Proposed Massachusetts legislation would restrict use of the terms “psychotherapist” or “psychotherapy” to only those professionals licensed with “psychotherapy” included in their statutory scope of practice.
“An Act to Protect Psychotherapy Patients” (Bill H. 3466), submitted by Rep. Ruth B. Balser (D-Newton), states that the division of professional licensure may, after a consent agreement between the parties or after an opportunity for an adjudicatory hearing, assess and collect a civil administrative penalty for people who represent themselves to the public as “psychotherapists” or represent their services as “psychotherapy” unless they are currently licensed by the board of registration in medicine, board of registration in nursing, board of registration of psychologists, board of registration of social workers, or the board of registration of allied mental health and human services professional, and practicing within the scope of practice of such license; or are a student, intern, or person fulfilling supervised experience for licensure in those professions under the qualified supervision of a licensee.

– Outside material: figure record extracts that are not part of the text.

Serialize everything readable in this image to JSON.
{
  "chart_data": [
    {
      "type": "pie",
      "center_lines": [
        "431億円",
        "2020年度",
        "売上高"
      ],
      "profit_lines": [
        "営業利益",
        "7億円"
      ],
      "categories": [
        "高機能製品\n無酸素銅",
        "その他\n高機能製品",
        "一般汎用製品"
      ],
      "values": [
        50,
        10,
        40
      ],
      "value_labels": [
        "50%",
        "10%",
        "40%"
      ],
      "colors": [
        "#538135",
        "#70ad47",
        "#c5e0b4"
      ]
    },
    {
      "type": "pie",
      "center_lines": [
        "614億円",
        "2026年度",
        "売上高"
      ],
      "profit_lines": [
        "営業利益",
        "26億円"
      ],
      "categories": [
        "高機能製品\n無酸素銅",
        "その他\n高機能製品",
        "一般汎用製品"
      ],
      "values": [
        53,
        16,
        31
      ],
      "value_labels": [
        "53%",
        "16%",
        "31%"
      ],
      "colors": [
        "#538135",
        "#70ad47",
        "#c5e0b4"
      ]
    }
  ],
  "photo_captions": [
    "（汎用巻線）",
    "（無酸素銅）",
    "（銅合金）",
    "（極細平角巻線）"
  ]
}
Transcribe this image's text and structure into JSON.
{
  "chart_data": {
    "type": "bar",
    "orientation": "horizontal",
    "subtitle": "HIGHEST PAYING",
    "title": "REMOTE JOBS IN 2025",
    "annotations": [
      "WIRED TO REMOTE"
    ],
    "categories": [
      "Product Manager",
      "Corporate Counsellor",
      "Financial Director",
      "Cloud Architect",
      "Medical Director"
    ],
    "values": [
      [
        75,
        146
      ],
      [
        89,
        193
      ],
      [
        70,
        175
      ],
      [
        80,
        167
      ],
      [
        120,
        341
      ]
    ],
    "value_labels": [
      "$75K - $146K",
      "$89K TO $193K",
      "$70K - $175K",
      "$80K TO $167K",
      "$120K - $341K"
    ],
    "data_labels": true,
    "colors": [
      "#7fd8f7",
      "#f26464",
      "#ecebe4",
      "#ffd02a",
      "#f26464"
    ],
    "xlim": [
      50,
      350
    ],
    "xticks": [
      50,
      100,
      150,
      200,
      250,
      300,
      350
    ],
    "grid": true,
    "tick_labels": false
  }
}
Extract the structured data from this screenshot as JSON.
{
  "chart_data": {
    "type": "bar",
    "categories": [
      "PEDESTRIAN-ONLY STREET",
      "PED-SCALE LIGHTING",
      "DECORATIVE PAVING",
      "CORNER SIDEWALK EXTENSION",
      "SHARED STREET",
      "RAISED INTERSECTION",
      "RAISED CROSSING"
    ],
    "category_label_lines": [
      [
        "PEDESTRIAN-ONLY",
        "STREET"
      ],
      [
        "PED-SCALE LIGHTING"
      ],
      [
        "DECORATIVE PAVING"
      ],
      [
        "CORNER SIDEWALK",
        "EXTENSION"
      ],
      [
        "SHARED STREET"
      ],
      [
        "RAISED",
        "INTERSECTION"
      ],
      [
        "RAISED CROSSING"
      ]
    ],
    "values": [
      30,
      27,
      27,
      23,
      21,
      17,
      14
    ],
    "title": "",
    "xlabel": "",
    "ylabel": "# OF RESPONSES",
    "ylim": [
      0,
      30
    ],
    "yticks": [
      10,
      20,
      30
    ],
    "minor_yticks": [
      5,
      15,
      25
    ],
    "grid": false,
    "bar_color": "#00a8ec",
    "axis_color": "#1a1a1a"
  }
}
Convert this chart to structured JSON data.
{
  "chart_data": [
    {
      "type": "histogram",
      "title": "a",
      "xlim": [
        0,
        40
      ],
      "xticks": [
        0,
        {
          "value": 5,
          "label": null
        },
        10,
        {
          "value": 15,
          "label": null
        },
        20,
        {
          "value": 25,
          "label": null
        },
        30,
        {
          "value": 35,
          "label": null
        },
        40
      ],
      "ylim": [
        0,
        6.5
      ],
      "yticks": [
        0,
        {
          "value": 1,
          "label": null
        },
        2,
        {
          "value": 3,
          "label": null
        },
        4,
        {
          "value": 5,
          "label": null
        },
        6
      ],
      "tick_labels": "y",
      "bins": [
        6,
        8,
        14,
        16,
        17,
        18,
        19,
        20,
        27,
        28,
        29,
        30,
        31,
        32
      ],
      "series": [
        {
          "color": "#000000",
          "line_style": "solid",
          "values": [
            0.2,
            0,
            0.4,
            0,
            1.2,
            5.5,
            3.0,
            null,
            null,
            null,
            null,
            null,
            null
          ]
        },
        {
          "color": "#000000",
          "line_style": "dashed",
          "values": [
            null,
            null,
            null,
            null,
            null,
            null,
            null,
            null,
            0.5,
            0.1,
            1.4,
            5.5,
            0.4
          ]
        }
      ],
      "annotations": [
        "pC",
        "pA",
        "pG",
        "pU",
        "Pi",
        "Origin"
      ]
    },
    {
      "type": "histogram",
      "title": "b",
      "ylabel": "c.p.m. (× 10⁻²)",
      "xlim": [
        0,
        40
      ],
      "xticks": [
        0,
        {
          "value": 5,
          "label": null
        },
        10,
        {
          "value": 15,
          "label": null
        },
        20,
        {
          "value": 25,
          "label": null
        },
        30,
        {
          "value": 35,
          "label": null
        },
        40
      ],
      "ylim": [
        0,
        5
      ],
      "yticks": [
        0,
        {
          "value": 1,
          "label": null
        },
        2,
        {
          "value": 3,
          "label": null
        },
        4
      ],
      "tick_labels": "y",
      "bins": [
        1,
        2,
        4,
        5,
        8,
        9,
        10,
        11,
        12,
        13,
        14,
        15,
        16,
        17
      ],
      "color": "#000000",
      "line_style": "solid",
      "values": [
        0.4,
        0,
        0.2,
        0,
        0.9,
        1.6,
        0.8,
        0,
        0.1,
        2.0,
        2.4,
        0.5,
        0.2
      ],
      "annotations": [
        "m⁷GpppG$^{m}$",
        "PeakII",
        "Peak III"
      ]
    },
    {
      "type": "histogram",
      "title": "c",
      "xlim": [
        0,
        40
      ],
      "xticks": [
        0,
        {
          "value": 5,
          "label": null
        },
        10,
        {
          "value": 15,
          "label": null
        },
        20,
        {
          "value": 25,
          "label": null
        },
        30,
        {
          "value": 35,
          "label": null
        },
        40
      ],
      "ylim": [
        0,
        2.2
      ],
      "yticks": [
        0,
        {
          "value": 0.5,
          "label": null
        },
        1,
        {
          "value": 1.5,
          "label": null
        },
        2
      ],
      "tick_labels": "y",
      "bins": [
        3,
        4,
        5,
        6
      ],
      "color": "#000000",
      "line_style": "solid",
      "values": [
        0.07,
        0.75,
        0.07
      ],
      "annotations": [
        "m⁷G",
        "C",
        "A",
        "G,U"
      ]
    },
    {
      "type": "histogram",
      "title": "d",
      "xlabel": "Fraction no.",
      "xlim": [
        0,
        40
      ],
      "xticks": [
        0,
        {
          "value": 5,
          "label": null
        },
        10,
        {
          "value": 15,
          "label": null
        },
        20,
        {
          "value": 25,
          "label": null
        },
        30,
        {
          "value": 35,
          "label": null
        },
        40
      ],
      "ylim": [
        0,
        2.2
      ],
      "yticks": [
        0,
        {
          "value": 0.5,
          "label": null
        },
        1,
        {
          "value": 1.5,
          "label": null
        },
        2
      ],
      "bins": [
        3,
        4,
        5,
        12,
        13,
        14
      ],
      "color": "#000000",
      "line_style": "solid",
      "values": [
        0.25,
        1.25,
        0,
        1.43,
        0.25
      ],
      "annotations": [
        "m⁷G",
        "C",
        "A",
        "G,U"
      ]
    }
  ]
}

The legislation was referred to the Joint Committee on Consumer Protection and Professional Licensure, and the committee could take action by late March, Balser says.
Balser says the genesis of the bill was concerns that individuals whose licenses were revoked – causing them to lose the ability to call themselves a psychologist or psychiatrist, for example – could still refer to themselves as a “psychotherapist.”
“The licensing board was concerned that it would be important to protect the term ‘psychotherapy’ as well,” Balser says. Balser says one of the reasons this legislation is important is that the word “psychotherapy” is used in reference to reimbursed services in insurance claims.
“It’s used in a medical context and the average consumer probably assumes that psychotherapy is being performed by a licensed, trained professional,” Balser says. “So we see this bill as a consumer protection bill.”
Balser says there are some groups who oppose the bill who call themselves psychotherapists. “I have advised those groups to try to seek licensure just the way psychologists did,” Balser says. “Psychologists went through a lengthy process a number of years ago to become licensed, as did social workers. I’m not saying no one else should get licensed. I am saying a consumer should know that if someone is performing a procedure that is recognized by the public as a medical procedure that that person is really licensed by the Commonwealth.”
“I think we have to establish some standards for psychotherapy, and the standard is licensure, and include scope of practice within that license.”
During a Feb. 4 hearing on the legislation, Michael A. Goldberg, Ph.D., director of professional affairs for the Massachusetts Psychological Association, presented written testimony on behalf of the MPA in support of 3466, which was drafted in conjunction with the MPA and several other professional organizations.
“It is our firm belief that this consumer legislation is needed to protect the public from potential abuse from providers mistreating and exploiting vulnerable mental health patients,” Goldberg read.
His testimony noted that the bill was a consumer protection bill and would not alter, diminish or expand the scope of practice of any professions or change any language in any other statutory scope of practice of any group not involved in the drafting of it.
“Psychologist, psychiatrist, psychoanalyst, and psychotherapist. Some of you may think they are all the same and that we need more access to professionals trained to treat mental illness,” Goldberg read. “But they are not the same. Citizens struggling with mental health problems are the most vulnerable members of the Commonwealth. They are the ones who can be confused by the different titles and they rely on you to make sure they are not exploited by professionals who lack adequate comprehensive training and oversight.”
Goldberg’s testimony noted that consumers are often surprised to learn that the designation of the terms “psychotherapy” and “psychotherapists” are not regulated in the state. The dangers are clear, he noted, because clinicians who have lost their license to practice for sexual exploitation of patients or other misconduct have the ability to set up shop and call themselves psychotherapists until this bill is passed.
On the same day of the hearing, Goldberg urged the committee to vote against another bill, H. 236, “An Act for Consumer Protection and Regulation in Psychotherapy,” which would create a new and separate licensing process for “psychoanalysts.”
“Psychoanalysis is not a ‘profession,’” Goldberg’s statement read. “Rather, it is a type of psychotherapy.
“Creating separate professions for practitioners of each individual type of psychotherapy is neither practical nor in the consumers’ best interest.”